Chiu et al. also reported the establishment of a nasal organoid model to study the infection of SARS-CoV-2. They further reproduced the higher infectability and replication adaptability of the Omicron variant showing its pathogenesis, such as the destruction of ciliary cells and tight connections, to promote the spread and development of the virus [63].

The nasal organoid respiratory virus model, which simulates upper respiratory tract infections and effectively reconstructs human nasal epithelium in a stable culture plate, provides microbiologists with a powerful and convenient tool to study the pathogenesis and test treatments for the current epidemic of SARS-CoV-2 and its emerging variants.

Pharyngology, head and neck surgery research

Head and neck squamous cell carcinoma prediction model

Head and neck malignancies are the seventh most common tumor types worldwide, among which more than 90% are [64]. The emergence of therapies, including targeted therapies and immunotherapies, is increasing the need to test treatment options in personalized settings. Currently, new treatments for HNSCC are mainly tested at the population level, meaning that within a group of patients, multiple subgroups with different efficacy and side effects are included. This makes it difficult to predict how well a therapy will work for an individual patient. Consequently, new therapies are often only tested as palliative treatments in patients with advanced HNSCC.

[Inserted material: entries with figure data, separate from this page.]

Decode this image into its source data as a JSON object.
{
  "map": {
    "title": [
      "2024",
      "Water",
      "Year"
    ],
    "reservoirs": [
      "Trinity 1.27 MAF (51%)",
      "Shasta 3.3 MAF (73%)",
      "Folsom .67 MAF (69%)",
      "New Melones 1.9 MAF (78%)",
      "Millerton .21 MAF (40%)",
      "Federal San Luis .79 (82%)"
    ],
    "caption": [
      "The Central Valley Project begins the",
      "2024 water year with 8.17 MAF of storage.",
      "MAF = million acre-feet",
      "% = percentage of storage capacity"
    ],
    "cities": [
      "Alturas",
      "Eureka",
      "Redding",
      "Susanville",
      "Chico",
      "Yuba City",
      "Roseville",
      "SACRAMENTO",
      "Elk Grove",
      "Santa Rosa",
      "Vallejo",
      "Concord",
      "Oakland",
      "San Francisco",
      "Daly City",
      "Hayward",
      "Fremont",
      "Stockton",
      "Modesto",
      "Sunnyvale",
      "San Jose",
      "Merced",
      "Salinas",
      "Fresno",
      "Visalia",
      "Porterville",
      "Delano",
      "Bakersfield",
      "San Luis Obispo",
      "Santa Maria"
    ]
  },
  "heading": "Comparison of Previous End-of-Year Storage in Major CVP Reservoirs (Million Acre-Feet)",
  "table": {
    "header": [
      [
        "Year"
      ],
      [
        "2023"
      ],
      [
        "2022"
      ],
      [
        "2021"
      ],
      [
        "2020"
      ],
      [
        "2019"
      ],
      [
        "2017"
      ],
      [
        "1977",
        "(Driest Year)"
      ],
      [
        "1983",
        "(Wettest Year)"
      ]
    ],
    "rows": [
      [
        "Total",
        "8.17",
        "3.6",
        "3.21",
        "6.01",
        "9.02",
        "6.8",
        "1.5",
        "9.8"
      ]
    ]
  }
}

HNSCC organoids fill the gap in personalized prediction of treatment outcomes. In a specific culture environment, tumor tissue can be grown into organoid models to test different treatments, predict treatment outcomes, and then treat patients. In addition, it could allow new drugs to be tested before entering clinical practice.

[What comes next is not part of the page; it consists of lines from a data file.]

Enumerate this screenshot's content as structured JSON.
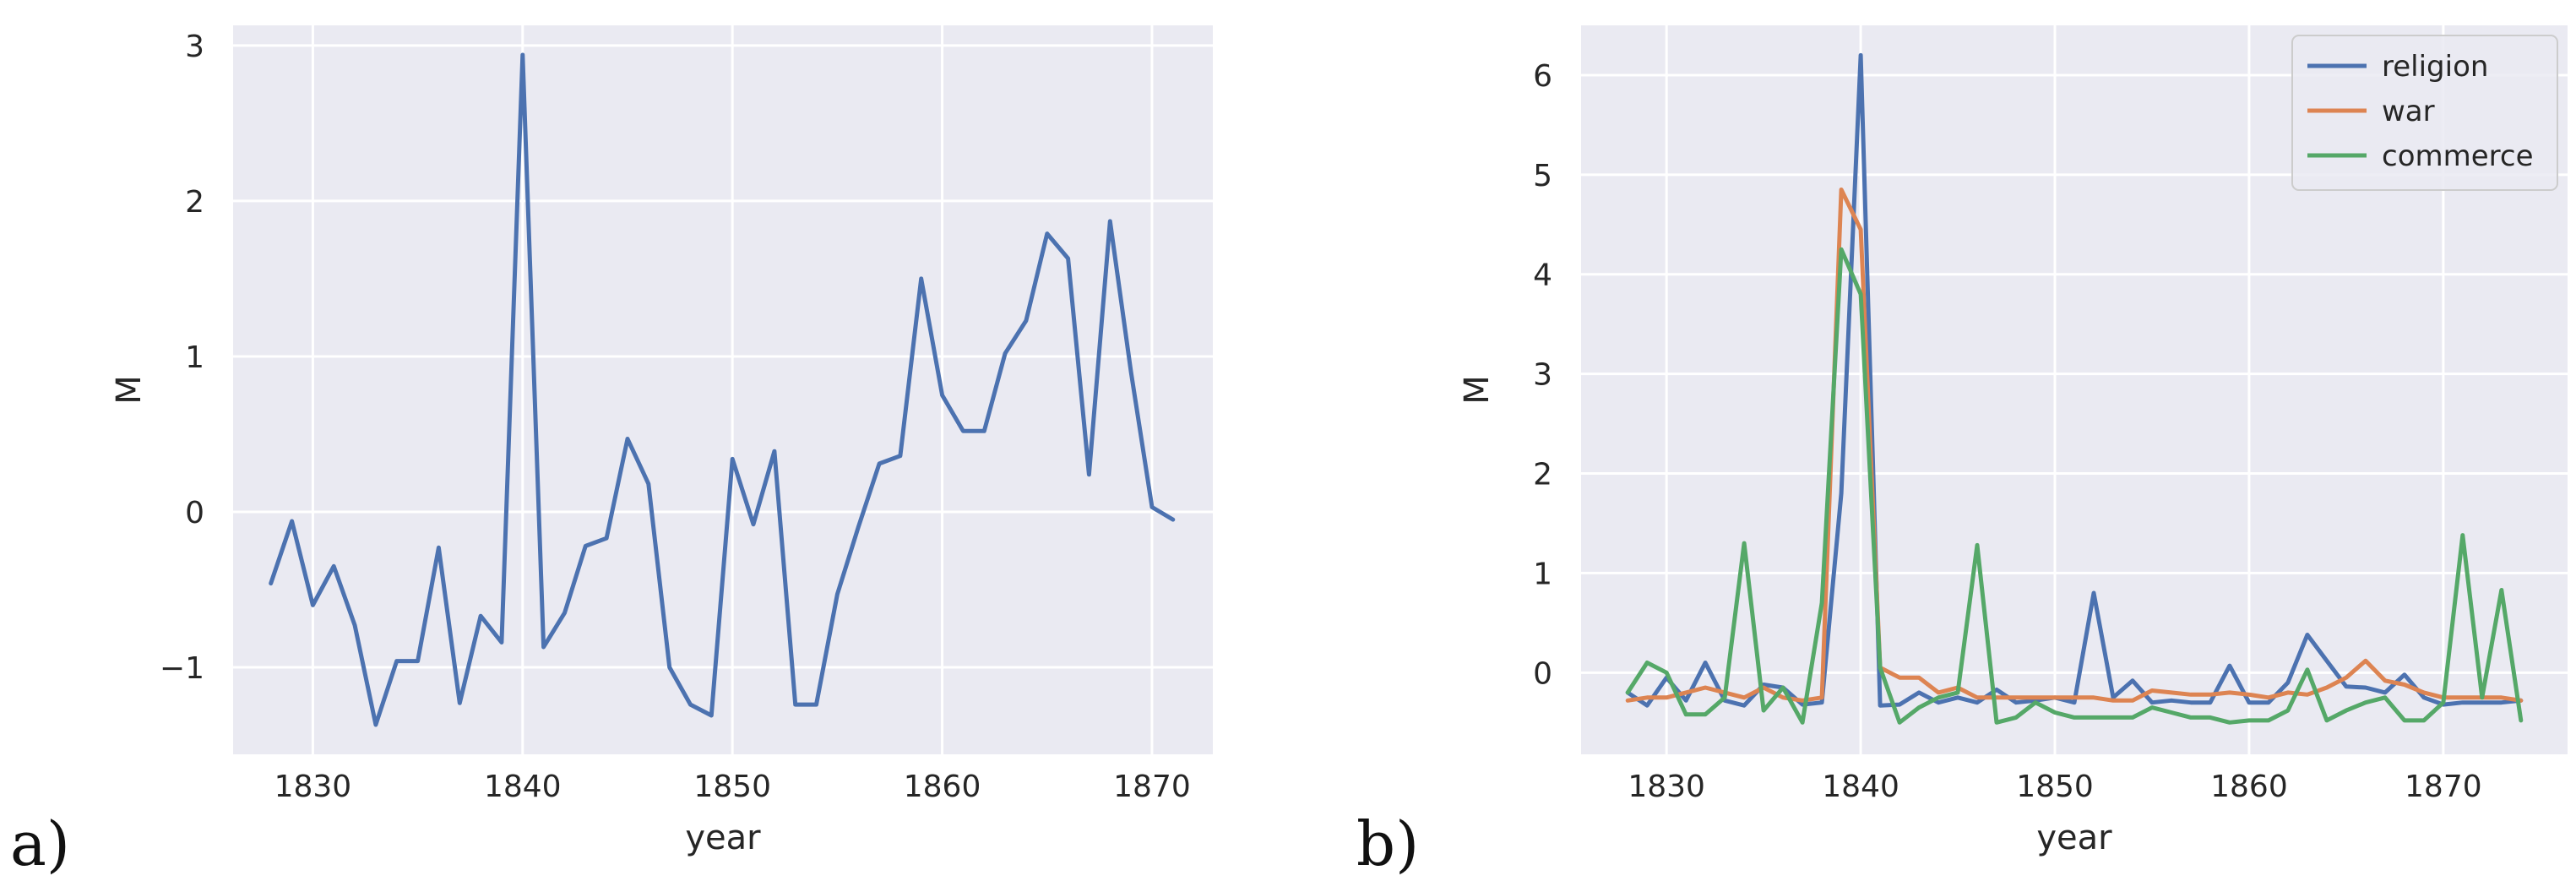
{
  "panel_labels": [
    "a)",
    "b)"
  ],
  "chart_data": [
    {
      "type": "line",
      "xlabel": "year",
      "ylabel": "M",
      "xlim": [
        1826.2,
        1872.9
      ],
      "ylim": [
        -1.56,
        3.13
      ],
      "xticks": [
        1830,
        1840,
        1850,
        1860,
        1870
      ],
      "xtick_labels": [
        "1830",
        "1840",
        "1850",
        "1860",
        "1870"
      ],
      "yticks": [
        -1,
        0,
        1,
        2,
        3
      ],
      "ytick_labels": [
        "−1",
        "0",
        "1",
        "2",
        "3"
      ],
      "grid": true,
      "x": [
        1828,
        1829,
        1830,
        1831,
        1832,
        1833,
        1834,
        1835,
        1836,
        1837,
        1838,
        1839,
        1840,
        1841,
        1842,
        1843,
        1844,
        1845,
        1846,
        1847,
        1848,
        1849,
        1850,
        1851,
        1852,
        1853,
        1854,
        1855,
        1856,
        1857,
        1858,
        1859,
        1860,
        1861,
        1862,
        1863,
        1864,
        1865,
        1866,
        1867,
        1868,
        1869,
        1870,
        1871
      ],
      "series": [
        {
          "color": "#4c72b0",
          "values": [
            -0.46,
            -0.06,
            -0.6,
            -0.35,
            -0.73,
            -1.37,
            -0.96,
            -0.96,
            -0.23,
            -1.23,
            -0.67,
            -0.84,
            2.94,
            -0.87,
            -0.65,
            -0.22,
            -0.17,
            0.47,
            0.18,
            -1.0,
            -1.24,
            -1.31,
            0.34,
            -0.08,
            0.39,
            -1.24,
            -1.24,
            -0.53,
            -0.1,
            0.31,
            0.36,
            1.5,
            0.75,
            0.52,
            0.52,
            1.02,
            1.23,
            1.79,
            1.63,
            0.24,
            1.87,
            0.9,
            0.03,
            -0.05
          ]
        }
      ]
    },
    {
      "type": "line",
      "xlabel": "year",
      "ylabel": "M",
      "xlim": [
        1825.6,
        1876.4
      ],
      "ylim": [
        -0.82,
        6.5
      ],
      "xticks": [
        1830,
        1840,
        1850,
        1860,
        1870
      ],
      "xtick_labels": [
        "1830",
        "1840",
        "1850",
        "1860",
        "1870"
      ],
      "yticks": [
        0,
        1,
        2,
        3,
        4,
        5,
        6
      ],
      "ytick_labels": [
        "0",
        "1",
        "2",
        "3",
        "4",
        "5",
        "6"
      ],
      "grid": true,
      "legend_position": "top-right",
      "x": [
        1828,
        1829,
        1830,
        1831,
        1832,
        1833,
        1834,
        1835,
        1836,
        1837,
        1838,
        1839,
        1840,
        1841,
        1842,
        1843,
        1844,
        1845,
        1846,
        1847,
        1848,
        1849,
        1850,
        1851,
        1852,
        1853,
        1854,
        1855,
        1856,
        1857,
        1858,
        1859,
        1860,
        1861,
        1862,
        1863,
        1864,
        1865,
        1866,
        1867,
        1868,
        1869,
        1870,
        1871,
        1872,
        1873,
        1874
      ],
      "series": [
        {
          "name": "religion",
          "color": "#4c72b0",
          "values": [
            -0.2,
            -0.33,
            -0.05,
            -0.28,
            0.1,
            -0.28,
            -0.33,
            -0.12,
            -0.15,
            -0.32,
            -0.3,
            1.8,
            6.2,
            -0.33,
            -0.32,
            -0.2,
            -0.3,
            -0.25,
            -0.3,
            -0.17,
            -0.3,
            -0.28,
            -0.25,
            -0.3,
            0.8,
            -0.25,
            -0.08,
            -0.3,
            -0.28,
            -0.3,
            -0.3,
            0.07,
            -0.3,
            -0.3,
            -0.1,
            0.38,
            0.12,
            -0.14,
            -0.15,
            -0.2,
            -0.02,
            -0.25,
            -0.32,
            -0.3,
            -0.3,
            -0.3,
            -0.28
          ]
        },
        {
          "name": "war",
          "color": "#dd8452",
          "values": [
            -0.28,
            -0.25,
            -0.25,
            -0.2,
            -0.15,
            -0.2,
            -0.25,
            -0.15,
            -0.25,
            -0.28,
            -0.25,
            4.85,
            4.45,
            0.05,
            -0.05,
            -0.05,
            -0.2,
            -0.15,
            -0.25,
            -0.25,
            -0.25,
            -0.25,
            -0.25,
            -0.25,
            -0.25,
            -0.28,
            -0.28,
            -0.18,
            -0.2,
            -0.22,
            -0.22,
            -0.2,
            -0.22,
            -0.25,
            -0.2,
            -0.22,
            -0.15,
            -0.05,
            0.12,
            -0.08,
            -0.12,
            -0.2,
            -0.25,
            -0.25,
            -0.25,
            -0.25,
            -0.28
          ]
        },
        {
          "name": "commerce",
          "color": "#55a868",
          "values": [
            -0.2,
            0.1,
            0.0,
            -0.42,
            -0.42,
            -0.25,
            1.3,
            -0.38,
            -0.15,
            -0.5,
            0.7,
            4.25,
            3.8,
            0.05,
            -0.5,
            -0.35,
            -0.25,
            -0.2,
            1.28,
            -0.5,
            -0.45,
            -0.3,
            -0.4,
            -0.45,
            -0.45,
            -0.45,
            -0.45,
            -0.35,
            -0.4,
            -0.45,
            -0.45,
            -0.5,
            -0.48,
            -0.48,
            -0.38,
            0.03,
            -0.48,
            -0.38,
            -0.3,
            -0.25,
            -0.48,
            -0.48,
            -0.3,
            1.38,
            -0.25,
            0.83,
            -0.48
          ]
        }
      ]
    }
  ]
}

Tissue-derived thyroid organoid model

Total thyroidectomy as a treatment for thyroid cancer can cause hypothyroidism and require patients to take thyroid hormones for life. Ogundipe et al. isolated cells from mouse and human thyroid tissue and developed an in vitro 3D culture system [65]. It was demonstrated that both mouse and human thyroid cells could be isolated, expanded in vitro and cultured for a long time. Furthermore, these cells were able to self-renew and differentiate in vitro, suggesting that these cells had the proliferative capacity required for expansion. After transplanting a few cells, these organoids formed fully functioning hormone-producing thyroid follicles in mice with hypothyroidism.

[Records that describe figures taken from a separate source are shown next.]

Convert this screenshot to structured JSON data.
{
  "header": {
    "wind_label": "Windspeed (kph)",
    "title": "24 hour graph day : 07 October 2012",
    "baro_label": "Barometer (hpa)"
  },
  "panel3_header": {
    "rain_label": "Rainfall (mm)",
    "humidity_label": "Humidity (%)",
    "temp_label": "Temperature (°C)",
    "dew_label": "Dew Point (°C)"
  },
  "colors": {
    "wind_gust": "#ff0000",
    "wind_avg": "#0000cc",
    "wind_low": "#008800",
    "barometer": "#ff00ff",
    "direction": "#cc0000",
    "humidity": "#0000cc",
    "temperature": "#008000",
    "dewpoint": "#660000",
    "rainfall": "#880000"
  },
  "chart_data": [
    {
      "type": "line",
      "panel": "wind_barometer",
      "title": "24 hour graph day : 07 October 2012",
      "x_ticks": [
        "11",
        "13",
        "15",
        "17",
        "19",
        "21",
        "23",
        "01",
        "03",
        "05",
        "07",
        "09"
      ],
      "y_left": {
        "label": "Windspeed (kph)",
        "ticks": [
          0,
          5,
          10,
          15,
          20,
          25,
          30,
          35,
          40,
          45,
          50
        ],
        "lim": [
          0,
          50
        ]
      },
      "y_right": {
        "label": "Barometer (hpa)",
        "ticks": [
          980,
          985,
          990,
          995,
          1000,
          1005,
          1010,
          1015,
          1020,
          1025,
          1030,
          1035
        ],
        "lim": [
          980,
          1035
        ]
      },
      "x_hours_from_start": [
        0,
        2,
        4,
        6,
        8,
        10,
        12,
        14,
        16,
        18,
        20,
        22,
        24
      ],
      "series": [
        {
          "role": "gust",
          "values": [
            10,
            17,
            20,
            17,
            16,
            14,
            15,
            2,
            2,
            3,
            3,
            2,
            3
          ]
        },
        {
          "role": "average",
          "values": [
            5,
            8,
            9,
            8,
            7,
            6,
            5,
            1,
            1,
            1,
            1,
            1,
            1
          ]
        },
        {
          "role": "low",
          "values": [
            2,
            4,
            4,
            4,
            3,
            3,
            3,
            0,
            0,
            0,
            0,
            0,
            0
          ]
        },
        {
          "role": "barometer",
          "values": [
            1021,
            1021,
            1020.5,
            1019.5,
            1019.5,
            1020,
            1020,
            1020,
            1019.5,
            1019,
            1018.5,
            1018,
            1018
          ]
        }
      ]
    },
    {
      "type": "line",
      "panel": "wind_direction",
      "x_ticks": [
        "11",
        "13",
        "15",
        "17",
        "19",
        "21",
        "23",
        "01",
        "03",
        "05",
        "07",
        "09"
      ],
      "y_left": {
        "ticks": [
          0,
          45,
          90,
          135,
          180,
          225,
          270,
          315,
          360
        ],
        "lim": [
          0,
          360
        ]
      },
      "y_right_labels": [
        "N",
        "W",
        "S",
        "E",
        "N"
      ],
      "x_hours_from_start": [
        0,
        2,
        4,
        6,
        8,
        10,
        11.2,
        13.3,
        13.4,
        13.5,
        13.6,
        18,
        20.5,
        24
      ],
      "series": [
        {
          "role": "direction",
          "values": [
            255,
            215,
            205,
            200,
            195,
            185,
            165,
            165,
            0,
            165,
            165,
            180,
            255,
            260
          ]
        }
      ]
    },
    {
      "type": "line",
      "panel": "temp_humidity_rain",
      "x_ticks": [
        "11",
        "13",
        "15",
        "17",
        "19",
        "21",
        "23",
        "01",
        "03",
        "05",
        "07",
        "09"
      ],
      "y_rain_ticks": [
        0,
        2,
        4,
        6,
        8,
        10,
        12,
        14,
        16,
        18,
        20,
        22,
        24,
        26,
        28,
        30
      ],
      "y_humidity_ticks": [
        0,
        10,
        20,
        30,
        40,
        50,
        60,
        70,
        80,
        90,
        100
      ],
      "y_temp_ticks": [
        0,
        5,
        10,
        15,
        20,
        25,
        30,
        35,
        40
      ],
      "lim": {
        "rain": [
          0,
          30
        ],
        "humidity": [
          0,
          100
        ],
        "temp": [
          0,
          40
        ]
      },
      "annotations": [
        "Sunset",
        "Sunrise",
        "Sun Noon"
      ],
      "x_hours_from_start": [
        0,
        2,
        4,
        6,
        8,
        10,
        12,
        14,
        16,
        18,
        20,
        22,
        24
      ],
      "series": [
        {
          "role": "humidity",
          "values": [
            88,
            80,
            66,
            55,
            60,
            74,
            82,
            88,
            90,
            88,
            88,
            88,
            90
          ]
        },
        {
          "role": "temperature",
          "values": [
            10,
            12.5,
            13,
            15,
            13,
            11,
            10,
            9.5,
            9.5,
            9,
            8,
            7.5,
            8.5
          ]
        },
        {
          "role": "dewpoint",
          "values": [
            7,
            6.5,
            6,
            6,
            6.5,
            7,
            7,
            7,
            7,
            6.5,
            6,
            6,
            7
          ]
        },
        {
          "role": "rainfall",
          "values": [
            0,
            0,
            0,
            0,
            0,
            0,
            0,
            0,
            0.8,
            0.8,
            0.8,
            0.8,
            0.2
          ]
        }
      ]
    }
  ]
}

There are two important aspects of thyroid organoid culture that warrant further investigation with this technique. Firstly, organoids can be amplified while maintaining genetic stability [66], proving that they have certain safety as grafts. Secondly, thyroid organoids of patients who have undergone radical surgery for thyroid cancer can be generated from cryo-stored stem cells, which can come from bone marrow or adipose tissue [67].

Conclusions

The establishment of various organoid models provides new models in vitro for drug research, disease research and organ replacement therapy, with great potential. However, its research in otolaryngology—head and neck surgery is still at an early stage, and its application is relatively limited. Future studies should consider expanding the application scope of this technology, including providing personalized drug treatment for various tumors through tumor organoid technology. Furthermore, by combining organoid technology with 3D printing technology, organoid technology is more closely associated with the regeneration of various organ tissues. It is believed that further development of otolaryngology—head and neck organoid culture systems will have a huge prospect in the future of basic research and translational medicine.